Did the Monitor play into the hands of a major movie studio Nov. 12 when we featured a cover story on the 37 years of James Bond films, the latest of which, "The World Is Not Enough," was the No. 1 picture at the box office last week?

At least one reader thought so. "So [the Bond character] is popular," he wrote in an e-mail. "The book page doesn't review every potboiler either." But another reader called the piece "superb."

Two weeks ago we asked readers for their comments on the Arts & Leisure section. The variety of responses was enlightening. Some of you attend movies every week and love learning about nearly everything coming out. Others would have us spotlight the infrequent gold and ignore the usual dross. A few would even eliminate coverage of "popular culture" (TV and movies) and make room for more coverage of the fine arts.

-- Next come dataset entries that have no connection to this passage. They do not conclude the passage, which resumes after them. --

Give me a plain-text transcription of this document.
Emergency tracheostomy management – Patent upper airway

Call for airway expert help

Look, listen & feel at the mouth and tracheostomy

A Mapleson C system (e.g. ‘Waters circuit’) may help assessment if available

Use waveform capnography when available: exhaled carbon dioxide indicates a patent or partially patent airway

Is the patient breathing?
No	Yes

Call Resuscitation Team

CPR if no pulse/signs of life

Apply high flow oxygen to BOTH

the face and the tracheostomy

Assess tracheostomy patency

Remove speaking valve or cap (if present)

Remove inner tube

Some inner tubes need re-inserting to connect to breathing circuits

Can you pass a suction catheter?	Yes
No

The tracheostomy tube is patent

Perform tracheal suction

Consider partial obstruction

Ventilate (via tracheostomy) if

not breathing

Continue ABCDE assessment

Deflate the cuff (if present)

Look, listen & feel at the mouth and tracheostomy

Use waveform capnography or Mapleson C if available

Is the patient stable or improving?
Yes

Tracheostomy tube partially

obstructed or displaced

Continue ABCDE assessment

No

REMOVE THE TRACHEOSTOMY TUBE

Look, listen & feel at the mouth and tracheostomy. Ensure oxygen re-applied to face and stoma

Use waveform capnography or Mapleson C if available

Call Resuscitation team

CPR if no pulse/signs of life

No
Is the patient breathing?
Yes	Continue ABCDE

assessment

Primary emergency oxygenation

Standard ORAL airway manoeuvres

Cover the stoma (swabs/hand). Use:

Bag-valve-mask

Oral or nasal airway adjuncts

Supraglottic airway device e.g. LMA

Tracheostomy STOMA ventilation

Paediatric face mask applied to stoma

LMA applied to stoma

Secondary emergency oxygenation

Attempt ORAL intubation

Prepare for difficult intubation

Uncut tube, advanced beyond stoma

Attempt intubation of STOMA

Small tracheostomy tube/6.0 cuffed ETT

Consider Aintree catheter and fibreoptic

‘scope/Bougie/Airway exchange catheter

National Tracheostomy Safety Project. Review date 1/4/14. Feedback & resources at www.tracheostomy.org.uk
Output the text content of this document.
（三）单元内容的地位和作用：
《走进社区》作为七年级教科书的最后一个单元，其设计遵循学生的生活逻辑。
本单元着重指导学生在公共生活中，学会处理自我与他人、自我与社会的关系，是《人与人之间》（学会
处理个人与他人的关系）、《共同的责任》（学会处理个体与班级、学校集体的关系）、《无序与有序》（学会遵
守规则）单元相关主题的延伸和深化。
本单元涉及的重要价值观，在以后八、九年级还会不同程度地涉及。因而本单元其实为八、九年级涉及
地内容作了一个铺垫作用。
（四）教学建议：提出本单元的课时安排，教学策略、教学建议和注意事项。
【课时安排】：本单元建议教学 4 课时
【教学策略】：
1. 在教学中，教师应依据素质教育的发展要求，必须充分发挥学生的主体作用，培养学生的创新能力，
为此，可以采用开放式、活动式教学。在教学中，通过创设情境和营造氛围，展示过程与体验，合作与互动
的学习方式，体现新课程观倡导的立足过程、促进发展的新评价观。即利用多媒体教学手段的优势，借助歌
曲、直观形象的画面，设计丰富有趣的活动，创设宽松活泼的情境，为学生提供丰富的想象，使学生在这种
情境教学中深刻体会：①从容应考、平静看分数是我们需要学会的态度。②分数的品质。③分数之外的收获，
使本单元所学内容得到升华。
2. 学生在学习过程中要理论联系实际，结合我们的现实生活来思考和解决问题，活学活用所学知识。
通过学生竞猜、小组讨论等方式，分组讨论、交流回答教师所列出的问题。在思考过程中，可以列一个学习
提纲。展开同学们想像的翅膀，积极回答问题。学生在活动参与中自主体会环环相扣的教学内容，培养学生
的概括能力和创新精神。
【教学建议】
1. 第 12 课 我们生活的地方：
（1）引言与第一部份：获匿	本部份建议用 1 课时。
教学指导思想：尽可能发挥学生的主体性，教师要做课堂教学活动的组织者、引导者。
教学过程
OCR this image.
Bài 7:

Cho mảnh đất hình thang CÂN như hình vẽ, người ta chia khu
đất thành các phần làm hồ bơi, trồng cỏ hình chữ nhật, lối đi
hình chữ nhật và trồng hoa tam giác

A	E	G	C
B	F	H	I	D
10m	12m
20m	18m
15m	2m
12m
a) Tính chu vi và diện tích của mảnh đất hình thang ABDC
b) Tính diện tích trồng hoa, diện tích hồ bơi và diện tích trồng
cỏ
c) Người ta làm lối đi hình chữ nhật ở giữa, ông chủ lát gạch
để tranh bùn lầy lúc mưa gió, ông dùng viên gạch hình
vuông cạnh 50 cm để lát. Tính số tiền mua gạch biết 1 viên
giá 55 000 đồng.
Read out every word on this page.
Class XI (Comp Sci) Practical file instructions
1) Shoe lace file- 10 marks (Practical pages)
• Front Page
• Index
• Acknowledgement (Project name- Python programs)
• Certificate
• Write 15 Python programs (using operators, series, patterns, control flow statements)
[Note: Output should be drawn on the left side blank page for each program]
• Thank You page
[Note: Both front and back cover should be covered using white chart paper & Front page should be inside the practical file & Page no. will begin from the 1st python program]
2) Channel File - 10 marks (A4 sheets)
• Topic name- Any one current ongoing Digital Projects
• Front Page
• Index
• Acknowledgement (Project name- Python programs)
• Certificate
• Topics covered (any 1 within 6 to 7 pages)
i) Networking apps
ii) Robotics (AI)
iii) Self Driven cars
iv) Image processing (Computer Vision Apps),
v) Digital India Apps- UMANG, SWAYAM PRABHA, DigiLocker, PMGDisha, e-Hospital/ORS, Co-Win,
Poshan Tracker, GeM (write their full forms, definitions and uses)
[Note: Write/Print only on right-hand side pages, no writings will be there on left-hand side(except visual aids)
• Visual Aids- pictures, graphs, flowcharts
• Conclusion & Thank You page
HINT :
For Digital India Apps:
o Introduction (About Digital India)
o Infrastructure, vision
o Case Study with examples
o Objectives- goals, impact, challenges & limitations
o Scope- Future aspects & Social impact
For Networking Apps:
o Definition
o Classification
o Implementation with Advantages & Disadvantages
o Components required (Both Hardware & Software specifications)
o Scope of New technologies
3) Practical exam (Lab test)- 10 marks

Our modest survey came just as Columbia University released a study last week of 15 newspaper arts pages around the US (the Monitor wasn't part of the study). "Reporting the Arts" found each of these medium-to-large-circulation papers performs a "juggling act" - trying to provide coverage of both popular and "high" culture.

The 125-page study didn't suggest that there is a right or wrong path. Each paper must define itself and win its own audience.

We see Monitor readers as less interested in following the arts-by-category (high or low, fine or popular) than in knowing what's happening (good or bad) in the arts and why - what's of value (even inspiring) and what's not.

Keep talking to us. We promise to keep listening.